The best guess the doctors came up with was that I have a MTHFR genetic mutation which causes a blood clotting issue. They told me to take a ton of folic acid and a baby aspirin every day. That seemed easy and, sure enough, I had a successful pregnancy with H who was born in April 2012. I thought I was in the clear. Two miscarriages following H, it became obvious I wasn’t. With each pregnancy we would add something else to my protocol. I miscarried when Hudson was 7 months old and that is when the doctor decided the baby aspirin wasn’t working. The following pregnancy, in the fall of 2013, I started giving myself daily Lovenox (blood thinner) shots. My next pregnancy was the pregnancy with L and I was on bed rest for 6 weeks and continued with the daily Lovenox shots. It was a hard pregnancy, but in November 2014 our red-headed fire cracker came into our lives on her own terms.

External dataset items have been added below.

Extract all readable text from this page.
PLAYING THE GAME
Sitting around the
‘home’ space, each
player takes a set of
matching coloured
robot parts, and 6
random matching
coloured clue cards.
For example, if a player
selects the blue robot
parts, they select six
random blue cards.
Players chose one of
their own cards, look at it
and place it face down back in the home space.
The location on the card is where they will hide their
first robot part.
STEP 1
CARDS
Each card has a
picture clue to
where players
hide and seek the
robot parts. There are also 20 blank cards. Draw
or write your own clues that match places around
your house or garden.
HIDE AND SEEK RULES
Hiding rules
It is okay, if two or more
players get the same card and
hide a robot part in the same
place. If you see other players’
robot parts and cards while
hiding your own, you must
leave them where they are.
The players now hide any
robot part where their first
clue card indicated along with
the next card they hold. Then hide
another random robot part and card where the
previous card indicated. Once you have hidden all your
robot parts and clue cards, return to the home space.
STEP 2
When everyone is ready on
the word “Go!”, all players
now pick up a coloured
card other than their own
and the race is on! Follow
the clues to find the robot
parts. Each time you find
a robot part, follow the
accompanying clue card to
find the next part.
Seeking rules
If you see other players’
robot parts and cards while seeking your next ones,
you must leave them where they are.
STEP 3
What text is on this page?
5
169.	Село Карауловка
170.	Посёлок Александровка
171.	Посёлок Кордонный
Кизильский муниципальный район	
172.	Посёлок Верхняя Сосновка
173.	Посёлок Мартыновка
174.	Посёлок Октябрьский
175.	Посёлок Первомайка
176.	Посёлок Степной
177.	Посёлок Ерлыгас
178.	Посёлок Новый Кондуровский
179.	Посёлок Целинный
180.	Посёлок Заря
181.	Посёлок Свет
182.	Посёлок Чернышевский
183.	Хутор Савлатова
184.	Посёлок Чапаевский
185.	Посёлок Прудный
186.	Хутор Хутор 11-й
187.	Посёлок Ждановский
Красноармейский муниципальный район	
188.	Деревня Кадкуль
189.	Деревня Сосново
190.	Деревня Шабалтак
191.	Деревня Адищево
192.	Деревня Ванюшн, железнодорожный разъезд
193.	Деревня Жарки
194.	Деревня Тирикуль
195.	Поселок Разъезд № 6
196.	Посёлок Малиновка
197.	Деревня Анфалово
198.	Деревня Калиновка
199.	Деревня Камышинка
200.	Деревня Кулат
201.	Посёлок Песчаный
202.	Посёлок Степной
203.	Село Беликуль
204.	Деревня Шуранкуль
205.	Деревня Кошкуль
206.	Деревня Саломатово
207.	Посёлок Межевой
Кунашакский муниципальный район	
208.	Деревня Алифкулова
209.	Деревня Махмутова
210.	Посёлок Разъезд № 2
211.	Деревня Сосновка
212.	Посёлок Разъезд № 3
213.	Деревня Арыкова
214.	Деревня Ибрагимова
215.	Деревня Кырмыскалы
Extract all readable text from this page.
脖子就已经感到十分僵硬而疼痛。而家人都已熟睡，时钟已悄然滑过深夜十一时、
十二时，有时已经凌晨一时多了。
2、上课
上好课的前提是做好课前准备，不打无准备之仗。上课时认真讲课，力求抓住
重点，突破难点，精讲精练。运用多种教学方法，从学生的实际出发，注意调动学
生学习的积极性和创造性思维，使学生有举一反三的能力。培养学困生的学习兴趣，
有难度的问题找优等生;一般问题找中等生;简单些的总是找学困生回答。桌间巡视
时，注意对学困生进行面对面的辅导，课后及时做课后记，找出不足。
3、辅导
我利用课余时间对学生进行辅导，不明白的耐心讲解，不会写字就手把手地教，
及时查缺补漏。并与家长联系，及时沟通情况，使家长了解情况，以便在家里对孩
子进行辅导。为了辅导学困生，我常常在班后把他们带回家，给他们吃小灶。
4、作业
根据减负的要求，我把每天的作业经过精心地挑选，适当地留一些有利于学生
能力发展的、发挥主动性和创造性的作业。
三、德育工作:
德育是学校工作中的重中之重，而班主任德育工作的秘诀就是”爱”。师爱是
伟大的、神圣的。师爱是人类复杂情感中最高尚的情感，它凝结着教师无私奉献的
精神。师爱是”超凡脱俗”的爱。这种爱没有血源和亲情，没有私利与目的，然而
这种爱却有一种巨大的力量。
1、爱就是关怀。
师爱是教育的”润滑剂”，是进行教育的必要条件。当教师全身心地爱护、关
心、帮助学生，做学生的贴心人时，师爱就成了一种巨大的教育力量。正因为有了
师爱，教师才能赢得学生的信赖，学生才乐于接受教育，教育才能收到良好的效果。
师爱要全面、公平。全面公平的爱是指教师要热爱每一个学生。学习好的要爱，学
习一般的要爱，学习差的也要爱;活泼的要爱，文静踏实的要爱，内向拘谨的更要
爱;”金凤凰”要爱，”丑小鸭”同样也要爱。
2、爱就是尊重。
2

Once again, I thought we had the “system” figured out until I miscarried again in July 2016. That was the end of the road. I told J that I couldn’t do it anymore. We were going to a be a family of four and, for that, we should be eternally grateful. And we are.
There are so many places to go from here. What not to say to someone who has miscarried. How to respond to people who say oddball things to you. How to respond to people who don’t talk to you about it all. What it does to your faith. What it does to your marriage. The guilt you feel. The gratitude you feel for those who walked this path with you and provided encouragement. The letting go of the family you thought you were going to have. I could write 20 blog posts on this. That’s the thing about recurrent pregnancy loss – it affects every part of your daily life and like I said at the beginning it pops up in unexpected places. It pops up in the doctor’s office. It pops up when a stranger innocently asks… you sure you don’t want one more? It follows me and it will forever. Recurrent pregnancy loss is now part of my story.
I have an urge to wrap this post up with a pretty bow and say something like “but I have the family I was supposed to have” or “Things work out the way they should” because people, me included, like closure. And, because I’m on the other side of this, I do have closure and I don’t think those statements are untrue. But, at the same time, I don’t think those platitudes would actually be helpful to someone in the midst of pregnancy loss. Instead to those who have or are currently experiencing pregnancy loss and reading this I’ll say – its hard. It’s really really hard. Acknowledge to yourself that it is difficult and do your best to take care yourself. And remember, you are so much stronger than you think you are because you are living through it.